After first spotting the TDE in observations from the NEOWISE space telescope, Panagiotou and collaborators sifted through data from many other observatories and space telescopes to dig up more information on NGC 7392's supermassive black hole. They wanted to solve the mystery of why this TDE only appeared in infrared, instead of in more energetic wavelengths like others of its kind.
Previously discovered TDEs mostly appeared in so-called green galaxies, which don’t create quite as many stars as the more active blue galaxies but aren't totally burned-out on star-making like red galaxies. NGC 7392, however, is a blue galaxy — churning out many new stars and creating a lot of dust in the process. This dust could obscure the center of the galaxy, where the supermassive black hole lives, in optical and ultraviolet light. But infrared light enables astronomers to peer through that dust and see what's going on.

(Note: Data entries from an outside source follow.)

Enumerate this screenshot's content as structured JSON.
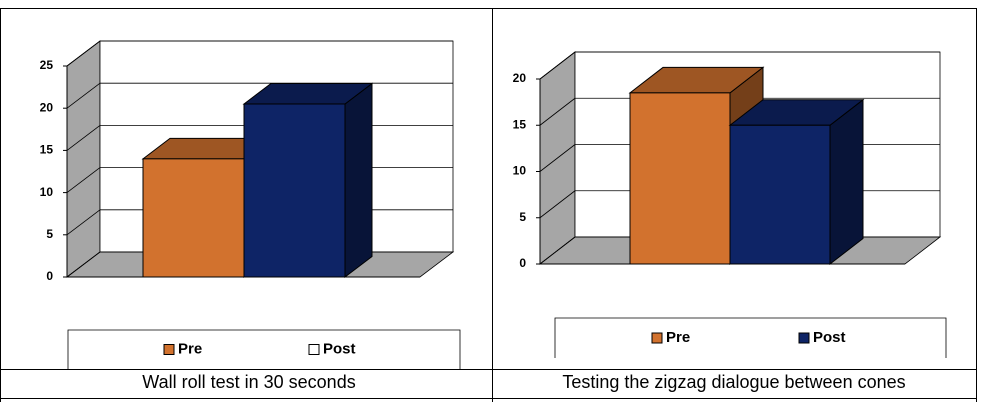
{
  "chart_data": [
    {
      "type": "bar3d",
      "title": "Wall roll test in 30 seconds",
      "series": [
        {
          "name": "Pre",
          "color": "#d2722e",
          "legend_color": "#d2722e",
          "values": [
            14
          ]
        },
        {
          "name": "Post",
          "color": "#0e2466",
          "legend_color": "#ffffff",
          "values": [
            20.5
          ]
        }
      ],
      "ylim": [
        0,
        25
      ],
      "yticks": [
        0,
        5,
        10,
        15,
        20,
        25
      ],
      "grid": true
    },
    {
      "type": "bar3d",
      "title": "Testing the zigzag dialogue between cones",
      "series": [
        {
          "name": "Pre",
          "color": "#d2722e",
          "legend_color": "#d2722e",
          "values": [
            18.5
          ]
        },
        {
          "name": "Post",
          "color": "#0e2466",
          "legend_color": "#0e2466",
          "values": [
            15
          ]
        }
      ],
      "ylim": [
        0,
        20
      ],
      "yticks": [
        0,
        5,
        10,
        15,
        20
      ],
      "grid": true
    }
  ]
}
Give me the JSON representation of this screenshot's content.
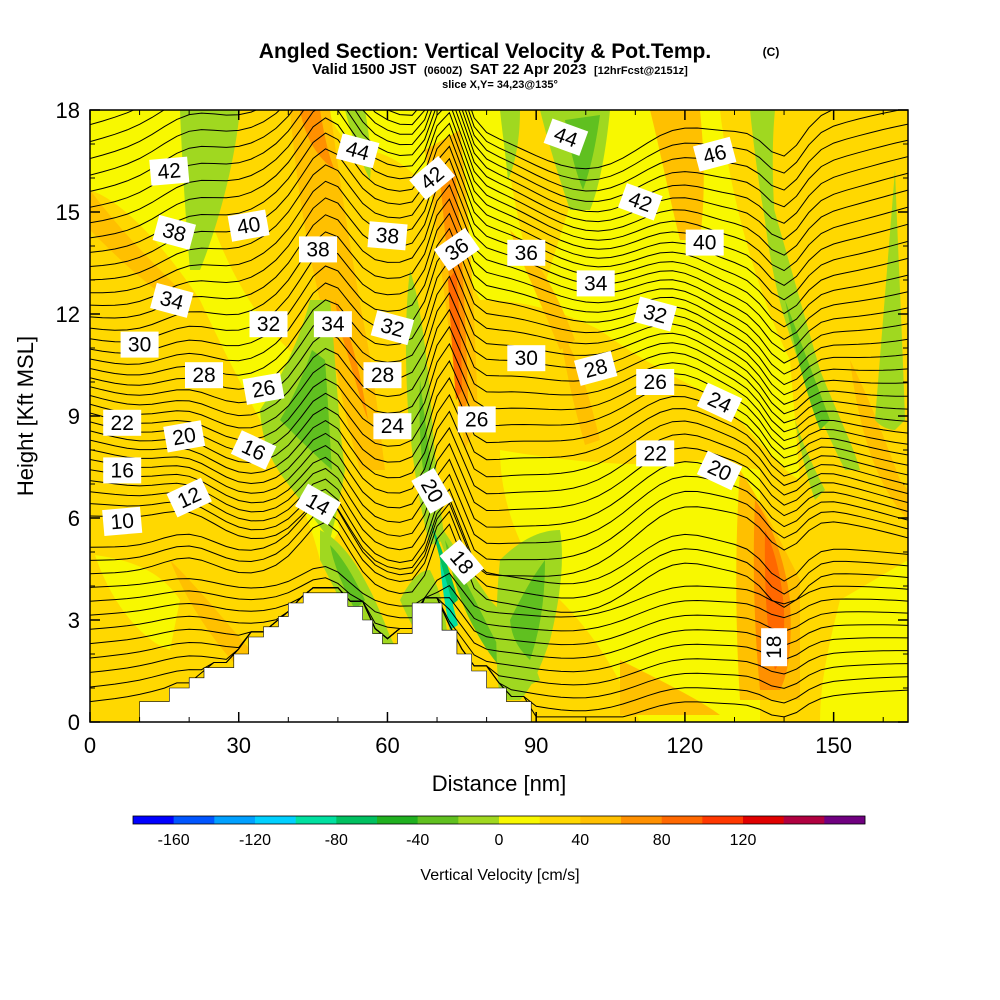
{
  "title": "Angled Section: Vertical Velocity & Pot.Temp.",
  "title_units": "(C)",
  "subtitle_parts": [
    "Valid 1500 JST",
    "(0600Z)",
    "SAT 22 Apr 2023",
    "[12hrFcst@2151z]"
  ],
  "slice_label": "slice X,Y= 34,23@135°",
  "chart_data": {
    "type": "heatmap",
    "xlabel": "Distance [nm]",
    "ylabel": "Height [Kft MSL]",
    "xlim": [
      0,
      165
    ],
    "ylim": [
      0,
      18
    ],
    "xticks": [
      "0",
      "30",
      "60",
      "90",
      "120",
      "150"
    ],
    "yticks": [
      "0",
      "3",
      "6",
      "9",
      "12",
      "15",
      "18"
    ],
    "colorbar": {
      "label": "Vertical Velocity [cm/s]",
      "ticks": [
        "-160",
        "-120",
        "-80",
        "-40",
        "0",
        "40",
        "80",
        "120"
      ],
      "colors": [
        "#0000ff",
        "#0055ff",
        "#00a0ff",
        "#00d0ff",
        "#00e0a0",
        "#00c060",
        "#20b020",
        "#60c020",
        "#a0d820",
        "#f8f800",
        "#ffd800",
        "#ffc000",
        "#ff9000",
        "#ff6800",
        "#ff3800",
        "#e00000",
        "#b00040",
        "#700080"
      ]
    },
    "terrain_profile": [
      [
        0,
        0
      ],
      [
        10,
        0
      ],
      [
        10,
        0.6
      ],
      [
        16,
        0.6
      ],
      [
        16,
        1
      ],
      [
        20,
        1
      ],
      [
        20,
        1.3
      ],
      [
        23,
        1.3
      ],
      [
        23,
        1.6
      ],
      [
        29,
        1.6
      ],
      [
        29,
        2
      ],
      [
        32,
        2
      ],
      [
        32,
        2.5
      ],
      [
        35,
        2.5
      ],
      [
        35,
        2.8
      ],
      [
        38,
        2.8
      ],
      [
        38,
        3.1
      ],
      [
        40,
        3.1
      ],
      [
        40,
        3.5
      ],
      [
        43,
        3.5
      ],
      [
        43,
        3.8
      ],
      [
        52,
        3.8
      ],
      [
        52,
        3.4
      ],
      [
        55,
        3.4
      ],
      [
        55,
        3
      ],
      [
        57,
        3
      ],
      [
        57,
        2.6
      ],
      [
        59,
        2.6
      ],
      [
        59,
        2.3
      ],
      [
        62,
        2.3
      ],
      [
        62,
        2.6
      ],
      [
        65,
        2.6
      ],
      [
        65,
        3.5
      ],
      [
        71,
        3.5
      ],
      [
        71,
        2.7
      ],
      [
        74,
        2.7
      ],
      [
        74,
        2
      ],
      [
        77,
        2
      ],
      [
        77,
        1.5
      ],
      [
        80,
        1.5
      ],
      [
        80,
        1
      ],
      [
        84,
        1
      ],
      [
        84,
        0.6
      ],
      [
        89,
        0.6
      ],
      [
        89,
        0
      ],
      [
        165,
        0
      ]
    ],
    "theta_contour_labels": [
      {
        "v": "42",
        "x": 16,
        "y": 16.2,
        "r": -5
      },
      {
        "v": "38",
        "x": 17,
        "y": 14.4,
        "r": 15
      },
      {
        "v": "34",
        "x": 16.5,
        "y": 12.4,
        "r": 15
      },
      {
        "v": "30",
        "x": 10,
        "y": 11.1,
        "r": 0
      },
      {
        "v": "28",
        "x": 23,
        "y": 10.2,
        "r": 0
      },
      {
        "v": "26",
        "x": 35,
        "y": 9.8,
        "r": -10
      },
      {
        "v": "22",
        "x": 6.5,
        "y": 8.8,
        "r": 0
      },
      {
        "v": "20",
        "x": 19,
        "y": 8.4,
        "r": -10
      },
      {
        "v": "16",
        "x": 6.5,
        "y": 7.4,
        "r": 0
      },
      {
        "v": "16",
        "x": 33,
        "y": 8.0,
        "r": 25
      },
      {
        "v": "12",
        "x": 20,
        "y": 6.6,
        "r": -25
      },
      {
        "v": "10",
        "x": 6.5,
        "y": 5.9,
        "r": -5
      },
      {
        "v": "14",
        "x": 46,
        "y": 6.4,
        "r": 30
      },
      {
        "v": "40",
        "x": 32,
        "y": 14.6,
        "r": -10
      },
      {
        "v": "44",
        "x": 54,
        "y": 16.8,
        "r": 15
      },
      {
        "v": "38",
        "x": 46,
        "y": 13.9,
        "r": 0
      },
      {
        "v": "38",
        "x": 60,
        "y": 14.3,
        "r": 5
      },
      {
        "v": "32",
        "x": 36,
        "y": 11.7,
        "r": 0
      },
      {
        "v": "34",
        "x": 49,
        "y": 11.7,
        "r": 0
      },
      {
        "v": "32",
        "x": 61,
        "y": 11.6,
        "r": 15
      },
      {
        "v": "28",
        "x": 59,
        "y": 10.2,
        "r": 0
      },
      {
        "v": "24",
        "x": 61,
        "y": 8.7,
        "r": 0
      },
      {
        "v": "42",
        "x": 69,
        "y": 16.0,
        "r": -40
      },
      {
        "v": "36",
        "x": 74,
        "y": 13.9,
        "r": -35
      },
      {
        "v": "20",
        "x": 69,
        "y": 6.8,
        "r": 60
      },
      {
        "v": "18",
        "x": 75,
        "y": 4.7,
        "r": 50
      },
      {
        "v": "26",
        "x": 78,
        "y": 8.9,
        "r": 0
      },
      {
        "v": "36",
        "x": 88,
        "y": 13.8,
        "r": 0
      },
      {
        "v": "30",
        "x": 88,
        "y": 10.7,
        "r": 0
      },
      {
        "v": "44",
        "x": 96,
        "y": 17.2,
        "r": 20
      },
      {
        "v": "34",
        "x": 102,
        "y": 12.9,
        "r": 0
      },
      {
        "v": "28",
        "x": 102,
        "y": 10.4,
        "r": -15
      },
      {
        "v": "42",
        "x": 111,
        "y": 15.3,
        "r": 20
      },
      {
        "v": "32",
        "x": 114,
        "y": 12.0,
        "r": 15
      },
      {
        "v": "26",
        "x": 114,
        "y": 10.0,
        "r": 0
      },
      {
        "v": "22",
        "x": 114,
        "y": 7.9,
        "r": 0
      },
      {
        "v": "46",
        "x": 126,
        "y": 16.7,
        "r": -15
      },
      {
        "v": "40",
        "x": 124,
        "y": 14.1,
        "r": 0
      },
      {
        "v": "24",
        "x": 127,
        "y": 9.4,
        "r": 25
      },
      {
        "v": "20",
        "x": 127,
        "y": 7.4,
        "r": 25
      },
      {
        "v": "18",
        "x": 138,
        "y": 2.2,
        "r": -90
      }
    ]
  }
}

This finding suggests that astronomers should be searching for TDEs in infrared light, too.
"Using infrared surveys to catch the dust echo of obscured TDEs has already shown us that there is a population of TDEs in dusty, star-forming galaxies that we have been missing," Suvi Gezari, an astronomer at the Space Telescope Science Institute who was not involved in the study, said in the statement.
By looking for TDEs in infrared too, scientists could get one step closer to understanding how black holes chow down on stars.